Diante de diversas possibilidades para rescindir o contrato de trabalho, existem, porém, alguns requisitos ou alguns critérios, para caracterizar o assédio moral, como ensina Godinho (GODINHO, 2006, p.1211).
Primeiramente, o autor cita como essencial o preenchimento dos requisitos objetivos, o qual se deve considerar o enquadramento legal diante da atitude do empregador, e também o lapso temporal, entre o rompimento do contrato e o ato ilegal do empregador, compreendido com a gravidade da conduta do empregador, devendo ser extremamente grave a ponto de impedir a continuidade do contrato.
Já quanto aos requisitos subjetivos, devemos observar a autoria empresarial. O sujeito ativo do ato ensejador da rescisão, deve ser o empregador ou os seus prepostos.
Quanto aos requisitos circunstanciais, Godinho cita que a “ordem jurídica exige que haja efetiva vinculação entre a falta imputada ao empregador e a fundamentação da rescisão indireta pretendida pelo obreiro” (2006, p. 1214).
2.1.3 Direitos e deveres das partes contratuais na rescisão indireta
Como já observado, a CLT traz inúmeras possibilidades de rescisão contratual. Optando pela rescisão indireta, o trabalhador reclamante terá praticamente os mesmos direitos da demissão sem justa causa.

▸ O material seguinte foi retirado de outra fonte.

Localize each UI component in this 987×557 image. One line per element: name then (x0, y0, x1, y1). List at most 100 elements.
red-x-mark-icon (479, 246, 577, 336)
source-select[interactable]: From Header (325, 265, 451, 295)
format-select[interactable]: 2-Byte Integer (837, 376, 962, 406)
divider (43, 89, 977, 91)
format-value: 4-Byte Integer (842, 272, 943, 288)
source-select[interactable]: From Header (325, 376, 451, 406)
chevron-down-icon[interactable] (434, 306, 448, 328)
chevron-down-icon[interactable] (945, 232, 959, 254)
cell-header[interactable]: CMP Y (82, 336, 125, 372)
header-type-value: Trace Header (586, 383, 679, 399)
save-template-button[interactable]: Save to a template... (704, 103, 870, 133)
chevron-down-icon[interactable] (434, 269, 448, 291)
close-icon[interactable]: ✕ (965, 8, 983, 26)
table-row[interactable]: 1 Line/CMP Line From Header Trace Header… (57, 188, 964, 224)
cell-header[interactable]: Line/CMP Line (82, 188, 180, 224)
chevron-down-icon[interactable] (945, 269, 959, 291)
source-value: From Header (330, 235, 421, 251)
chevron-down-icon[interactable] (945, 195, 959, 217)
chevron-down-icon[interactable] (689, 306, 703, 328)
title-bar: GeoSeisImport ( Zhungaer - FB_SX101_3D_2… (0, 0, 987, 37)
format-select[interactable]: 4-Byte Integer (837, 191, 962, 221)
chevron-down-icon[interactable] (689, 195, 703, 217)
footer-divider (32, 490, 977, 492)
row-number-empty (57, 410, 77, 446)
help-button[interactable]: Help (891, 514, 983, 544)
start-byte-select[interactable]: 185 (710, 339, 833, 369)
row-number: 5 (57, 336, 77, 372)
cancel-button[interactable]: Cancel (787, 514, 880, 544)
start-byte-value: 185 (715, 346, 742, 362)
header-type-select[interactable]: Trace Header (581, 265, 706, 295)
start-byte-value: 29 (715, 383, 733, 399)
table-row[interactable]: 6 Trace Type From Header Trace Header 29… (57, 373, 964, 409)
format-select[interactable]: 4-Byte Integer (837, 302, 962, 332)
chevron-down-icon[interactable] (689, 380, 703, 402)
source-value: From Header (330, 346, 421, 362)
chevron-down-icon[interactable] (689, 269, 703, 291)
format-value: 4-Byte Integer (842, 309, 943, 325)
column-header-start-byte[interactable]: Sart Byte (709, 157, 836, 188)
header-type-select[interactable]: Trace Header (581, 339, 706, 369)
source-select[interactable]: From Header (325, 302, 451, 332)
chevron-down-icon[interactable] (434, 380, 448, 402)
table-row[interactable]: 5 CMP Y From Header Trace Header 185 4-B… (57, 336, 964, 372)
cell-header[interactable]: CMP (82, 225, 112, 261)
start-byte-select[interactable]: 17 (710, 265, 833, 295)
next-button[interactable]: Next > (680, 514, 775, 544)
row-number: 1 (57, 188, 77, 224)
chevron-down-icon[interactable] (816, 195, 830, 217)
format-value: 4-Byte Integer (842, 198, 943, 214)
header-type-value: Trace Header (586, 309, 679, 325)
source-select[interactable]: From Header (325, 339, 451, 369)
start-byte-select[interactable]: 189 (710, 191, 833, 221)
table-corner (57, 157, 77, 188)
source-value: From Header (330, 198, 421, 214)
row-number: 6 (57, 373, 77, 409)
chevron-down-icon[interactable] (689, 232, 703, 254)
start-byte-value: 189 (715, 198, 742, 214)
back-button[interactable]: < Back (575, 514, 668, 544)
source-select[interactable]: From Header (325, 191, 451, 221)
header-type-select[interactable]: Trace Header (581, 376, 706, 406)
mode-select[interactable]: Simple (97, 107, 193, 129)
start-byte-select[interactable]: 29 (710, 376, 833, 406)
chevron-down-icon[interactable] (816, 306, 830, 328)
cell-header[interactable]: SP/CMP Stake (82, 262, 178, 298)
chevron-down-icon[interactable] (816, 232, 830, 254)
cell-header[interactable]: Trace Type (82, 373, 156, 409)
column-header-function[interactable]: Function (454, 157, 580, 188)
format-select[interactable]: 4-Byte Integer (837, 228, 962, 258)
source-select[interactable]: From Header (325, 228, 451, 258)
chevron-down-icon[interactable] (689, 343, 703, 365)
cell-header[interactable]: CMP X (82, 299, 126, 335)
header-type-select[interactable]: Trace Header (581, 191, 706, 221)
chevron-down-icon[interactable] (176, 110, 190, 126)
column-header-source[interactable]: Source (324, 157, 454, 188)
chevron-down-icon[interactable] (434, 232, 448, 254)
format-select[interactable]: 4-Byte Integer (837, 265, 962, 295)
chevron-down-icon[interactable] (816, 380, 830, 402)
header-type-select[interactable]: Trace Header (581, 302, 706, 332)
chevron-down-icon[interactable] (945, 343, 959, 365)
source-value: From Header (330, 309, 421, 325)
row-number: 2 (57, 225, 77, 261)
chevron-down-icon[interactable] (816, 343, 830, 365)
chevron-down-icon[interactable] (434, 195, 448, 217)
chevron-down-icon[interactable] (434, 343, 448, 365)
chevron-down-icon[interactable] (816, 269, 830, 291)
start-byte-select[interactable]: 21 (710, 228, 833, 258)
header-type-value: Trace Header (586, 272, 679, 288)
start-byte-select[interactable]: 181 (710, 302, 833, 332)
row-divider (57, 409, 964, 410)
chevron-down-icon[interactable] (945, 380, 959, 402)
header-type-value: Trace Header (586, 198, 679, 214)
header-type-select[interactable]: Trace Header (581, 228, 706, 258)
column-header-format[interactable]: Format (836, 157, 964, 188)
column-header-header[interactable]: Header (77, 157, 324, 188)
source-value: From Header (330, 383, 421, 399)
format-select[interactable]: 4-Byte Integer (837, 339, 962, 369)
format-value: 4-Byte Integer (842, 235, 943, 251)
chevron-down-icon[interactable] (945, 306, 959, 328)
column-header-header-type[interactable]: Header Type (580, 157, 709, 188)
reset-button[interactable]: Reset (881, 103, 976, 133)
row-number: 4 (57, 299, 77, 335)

Deste modo, o trabalhador terá direito de receber pela rescisão o saldo de salário[14] até concluir o mês ou a data de pagamento prevista, multa de 40 % do Fundo de Garantia por Tempo de Serviço[15], férias vencidas e proporcionais acrescidas de 1/3[16], seguro desemprego[17], aviso prévio indenizado[18], décimo terceiro proporcional[19] e ainda um mês de remuneração por ano de efetivo serviço ou fração superior a seis meses.
2.2 Assédio moral como motivo de rescisão indireta do contrato de trabalho
Diante de nosso estudo, cabe destacar cinco[20] hipóteses, do art. 483 da CLT[21], que são as mais citadas em nossas jurisprudências (como veremos adiante), para configurar a rescisão indireta, advindo de um assédio moral.
A Primeira possibilidade é a exigência de serviços superiores às suas forças, defesos por lei, contrários aos bons costumes, ou alheios ao contrato (art. 483, a). A “força”, citado acima, não deve ser analisada como força física especificamente, podendo ser entendida também como capacidade profissional para desempenhar o serviço. Ao citar os serviços alheios ao contrato, significa o exercício de atividades não pactuadas no contrato.
Outra possibilidade de pleitear a rescisão indireta é com fulcro na alínea “B” do art. 483 da CLT (BRASIL, 1943), quando o trabalhador é tratado com rigor excessivo, configurando o assédio moral. Significa que não podem haver repressões ou punições que possam configurar perseguições. Objetiva-se analisar a proporcionalidade entre o motivo da falta (se existe), e a sanção aplicada ao trabalhador.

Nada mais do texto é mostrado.